On an inflection point – Amos Harel in Haaretz:
‘"In the north and the south," Bazak elaborates, "we didn't have an order of battle that could cope with a short-range surprise attack. As Guy's father, it perturbs me that intelligence didn't reach the arena itself at 2 A.M., when Military Intelligence received initial signs, and afterward when first consultations were held in the General Staff and in the Shin Bet [security service].
"The most important thing in a case like that," Bazak explains, "is for whoever is on the front line to raise the preparedness level. Either the forces would have disrupted the attack, or Hamas would have noticed the deployment and canceled the attack. The thinking of the decision makers was to send in a small Shin Bet force and thwart a specific abduction attempt. The approach was: We have time, we'll wait for more information, we'll preserve the secrecy of our intelligence sources. We are in control and the enemy can't pose a challenge to us. The present generation grew up in a situation in which the enemy was weak, and that allowed us to take chances.’
(…)
‘"Emotions prevailed over rational thought," he adds. "A basic principle in war against guerrillas is to differentiate between them and the population. The latter is the support system the organization is nourished by. When you say that there are no noncombatants in Gaza, you explicitly turn them all into Hamas and create a process that's the opposite of what's desirable. Severing the Palestinian population from Hamas and making it dependent on the Israeli system would have acted as a lever of pressure on the Hamas leadership. The fact that we didn't do that is one of our most serious failures.’
(…)
‘"In recent years," he notes "the extremist voices were dominant, while Israel took part in feeding the monster, in strengthening the extremist forces, such as by transferring that money to the Hamas government in the Strip. The counter-reaction to the rise of extremism on the other side is the rise of extremism among us. And the more dominant the extreme voices on both sides become, the more certain war becomes, with the result that it's guided by hatred and anger, and impels cycles of endless killing and destruction."’
(…)
‘"In general, we need to put on historical glasses at this time. We are in the midst of a struggle for hegemony and for the world order. We were all born into an order that we see as natural, but it's important to remember that it could collapse in a short time. I always give the example of my grandmother. She was born in Jerusalem in 1903, into a Middle East that had been shaped for 400 years by the hegemony of the Ottoman Empire.

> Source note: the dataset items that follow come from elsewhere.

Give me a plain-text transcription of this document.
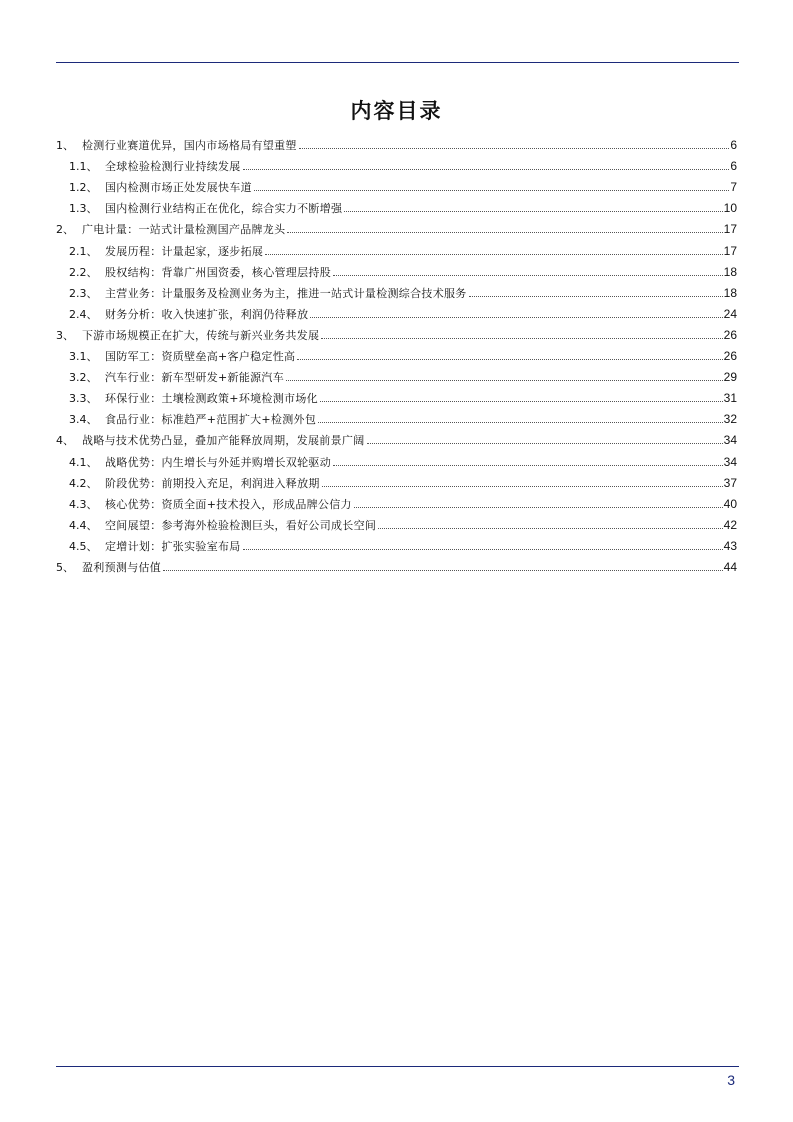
内容目录
1、 检测行业赛道优异，国内市场格局有望重塑	6
1.1、 全球检验检测行业持续发展	6
1.2、 国内检测市场正处发展快车道	7
1.3、 国内检测行业结构正在优化，综合实力不断增强	10
2、 广电计量：一站式计量检测国产品牌龙头	17
2.1、 发展历程：计量起家，逐步拓展	17
2.2、 股权结构：背靠广州国资委，核心管理层持股	18
2.3、 主营业务：计量服务及检测业务为主，推进一站式计量检测综合技术服务	18
2.4、 财务分析：收入快速扩张，利润仍待释放	24
3、 下游市场规模正在扩大，传统与新兴业务共发展	26
3.1、 国防军工：资质壁垒高+客户稳定性高	26
3.2、 汽车行业：新车型研发+新能源汽车	29
3.3、 环保行业：土壤检测政策+环境检测市场化	31
3.4、 食品行业：标准趋严+范围扩大+检测外包	32
4、 战略与技术优势凸显，叠加产能释放周期，发展前景广阔	34
4.1、 战略优势：内生增长与外延并购增长双轮驱动	34
4.2、 阶段优势：前期投入充足，利润进入释放期	37
4.3、 核心优势：资质全面+技术投入，形成品牌公信力	40
4.4、 空间展望：参考海外检验检测巨头，看好公司成长空间	42
4.5、 定增计划：扩张实验室布局	43
5、 盈利预测与估值	44
3
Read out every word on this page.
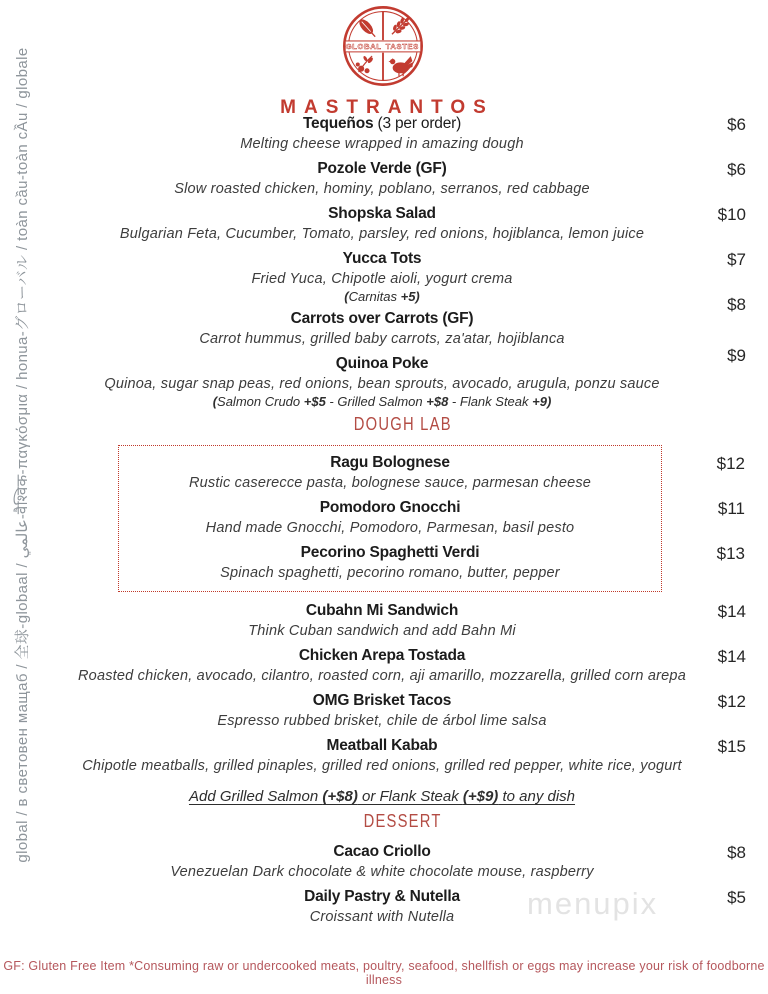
global / в световен мащаб / 全球-globaal / عالمي-वैश्विक-παγκόσμια / honua-グローバル / toàn cầu-toàn cẦu / globale
GLOBAL TASTES
MASTRANTOS
Tequeños (3 per order)
Melting cheese wrapped in amazing dough
$6
Pozole Verde (GF)
Slow roasted chicken, hominy, poblano, serranos, red cabbage
$6
Shopska Salad
Bulgarian Feta, Cucumber, Tomato, parsley, red onions, hojiblanca, lemon juice
$10
Yucca Tots
Fried Yuca, Chipotle aioli, yogurt crema
(Carnitas +5)
$7
Carrots over Carrots (GF)
Carrot hummus, grilled baby carrots, za'atar, hojiblanca
$8
Quinoa Poke
Quinoa, sugar snap peas, red onions, bean sprouts, avocado, arugula, ponzu sauce
(Salmon Crudo +$5 - Grilled Salmon +$8 - Flank Steak +9)
$9
DOUGH LAB
Ragu Bolognese
Rustic caserecce pasta, bolognese sauce, parmesan cheese
$12
Pomodoro Gnocchi
Hand made Gnocchi, Pomodoro, Parmesan, basil pesto
$11
Pecorino Spaghetti Verdi
Spinach spaghetti, pecorino romano, butter, pepper
$13
Cubahn Mi Sandwich
Think Cuban sandwich and add Bahn Mi
$14
Chicken Arepa Tostada
Roasted chicken, avocado, cilantro, roasted corn, aji amarillo, mozzarella, grilled corn arepa
$14
OMG Brisket Tacos
Espresso rubbed brisket, chile de árbol lime salsa
$12
Meatball Kabab
Chipotle meatballs, grilled pinaples, grilled red onions, grilled red pepper, white rice, yogurt
$15
Add Grilled Salmon (+$8) or Flank Steak (+$9) to any dish
DESSERT
Cacao Criollo
Venezuelan Dark chocolate & white chocolate mouse, raspberry
$8
Daily Pastry & Nutella
Croissant with Nutella
$5
menupix
GF: Gluten Free Item *Consuming raw or undercooked meats, poultry, seafood, shellfish or eggs may increase your risk of foodborne illness
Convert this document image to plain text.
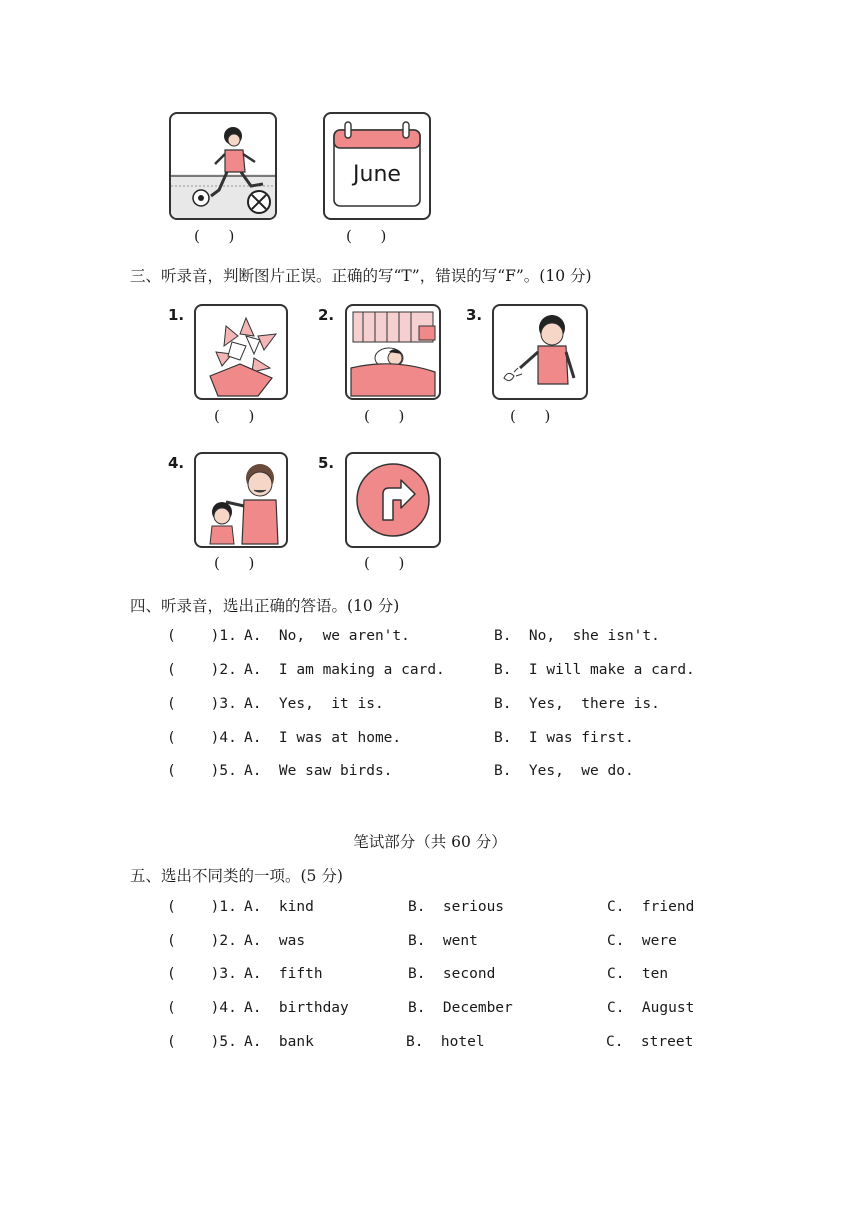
(      )
June
(      )
三、听录音，判断图片正误。正确的写“T”，错误的写“F”。(10 分)
1.
(      )
2.
(      )
3.
(      )
4.
(      )
5.
(      )
四、听录音，选出正确的答语。(10 分)
(    )1. A.  No,  we aren't.	B.  No,  she isn't.
(    )2. A.  I am making a card.	B.  I will make a card.
(    )3. A.  Yes,  it is.	B.  Yes,  there is.
(    )4. A.  I was at home.	B.  I was first.
(    )5. A.  We saw birds.	B.  Yes,  we do.
笔试部分（共 60 分）
五、选出不同类的一项。(5 分)
(    )1. A.  kind	B.  serious	C.  friend
(    )2. A.  was	B.  went	C.  were
(    )3. A.  fifth	B.  second	C.  ten
(    )4. A.  birthday	B.  December	C.  August
(    )5. A.  bank	B.  hotel	C.  street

"Before she was 14," he continues, "she saw how the empire was falling apart, and no less, how the Christian powers were returning after nearly a thousand years. My father was born in Jerusalem in 1933 into a British Empire on which the sun never set. But before he was 15, the empire had disappeared from the map of the Middle East. Today we're again at an inflection point. The Middle East we knew may exist on maps, but no longer in reality. The Arab Spring marked the end of an order that was shaped in the Sykes-Picot Agreement [of 1916, between France and England] and opened the door to promoting Iran's strategy in the region.’
(…)
‘I feel anger that my son paid with his life. But on the other hand – and there is another hand – my understanding from the start was: When you fight, there is no insurance. In the end, that is the cruel deal.’
Read the article here.
The Ottoman empire. Gone.
The British empire. Gone.
Empires come and go, but I’m not so sure if the Arab spring marked the end of a period. The American empire and the American century have been declared dead many times already. It’s possible that the decay is slow and it’s very well possible that we are at an inflection point.
When you fight there is no insurance, when you live there is little insurance either.
The endless cycle of killing and destruction has not come to an end yet. So much is for sure.